Intensity. There, right up front. Along with it's sister, Consistency, they are the dynamic duo and without both you will never have any success with your fitness goals.
Your body reacts and responds to stressors, good and bad. It responds so it can prepare itself for that same stressors should it come around again. When a physical stress is placed on the body, such as a heavy weight, your body will respond by rebuilding those muscles and making them stronger and more durable. Then, should the heavy weight rear its ugly head again, the muscle is adequately equipped to handle it. Your body is constantly responding and adapting. However, if your intensity in any given activity is not high enough to overload your body, then your body simply has no reason to adapt.
How do you measure Intensity?
If intensity is so important, how do I measure it?
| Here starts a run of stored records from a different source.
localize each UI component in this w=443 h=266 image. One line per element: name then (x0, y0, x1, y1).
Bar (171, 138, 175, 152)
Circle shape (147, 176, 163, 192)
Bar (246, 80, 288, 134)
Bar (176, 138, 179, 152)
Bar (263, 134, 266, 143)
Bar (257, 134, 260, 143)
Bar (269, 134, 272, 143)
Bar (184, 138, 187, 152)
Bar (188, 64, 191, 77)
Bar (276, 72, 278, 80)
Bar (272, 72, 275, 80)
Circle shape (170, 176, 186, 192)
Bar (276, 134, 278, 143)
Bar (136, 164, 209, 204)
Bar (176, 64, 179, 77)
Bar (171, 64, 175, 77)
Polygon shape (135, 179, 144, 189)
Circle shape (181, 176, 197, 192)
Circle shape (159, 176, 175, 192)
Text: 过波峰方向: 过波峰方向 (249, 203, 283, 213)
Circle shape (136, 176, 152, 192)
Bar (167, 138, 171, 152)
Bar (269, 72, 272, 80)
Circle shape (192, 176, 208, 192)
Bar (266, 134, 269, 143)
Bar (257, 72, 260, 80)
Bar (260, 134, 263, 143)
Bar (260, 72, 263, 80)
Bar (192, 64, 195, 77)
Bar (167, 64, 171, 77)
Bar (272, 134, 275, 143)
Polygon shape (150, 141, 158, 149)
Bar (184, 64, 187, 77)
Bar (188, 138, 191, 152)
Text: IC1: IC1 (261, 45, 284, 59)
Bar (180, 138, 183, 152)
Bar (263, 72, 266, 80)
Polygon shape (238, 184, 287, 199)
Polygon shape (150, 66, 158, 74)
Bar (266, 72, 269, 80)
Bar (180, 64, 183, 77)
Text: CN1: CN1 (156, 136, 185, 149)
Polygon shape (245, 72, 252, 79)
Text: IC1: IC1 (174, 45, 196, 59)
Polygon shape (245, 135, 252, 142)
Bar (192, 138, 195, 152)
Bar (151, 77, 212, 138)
How do I know if I am working hard enough? Both great questions! There are a few methods that have been developed over the years to try and calculate the appropriate intensity levels. But it is a particularly difficult task as intensity can be very subjective, and it is all relative. What one person experiences as incredibly difficult, might be a breeze for someone who has been training for years. Additionally, and quite frankly, some people are just plain “tougher” than others. Therefore, they are all estimates. There is no “the best”, it requires self-awareness, honesty, and adjustments. Lastly, your own threshold for what you perceive as difficult will change overtime. Not only will your body adapt and harden, but so will your mind.
Rating of Perceived Exertion (RPE): Using the RPE is the simplest and most straight-forward way of monitoring your intensity. Notice the word “perceived”; this just provides a simple way to articulate and track how your body feels during any bout of exercise. As you get stronger, the same workload will feel easier and lighter, and that’s how you know it is time to increase your intensity. There are slight variations to the two scales listed below, depending on who produced it, but the idea remains the same. On the scale, 1 is lounging around watching TV and 10 is the absolute most you can do – you can’t push any harder or run any faster and your legs are going to give out at any moment. The majority of your exercise needs to be around the 6-8 range, depending on the activity and the duration. This range is where there is enough of a stimulus to elicit a positive response from your body, but not too intense such that it can’t be maintained long enough to get any real amount of work accomplished. The really cool thing about the RPE scale is that it is a relative measurement. In the beginning, executing 5 push-ups might register as a "9", or more. But in a few weeks, those 5 push-ups will only feel like a "4". You would then have to do 10 push-ups to get your body to respond.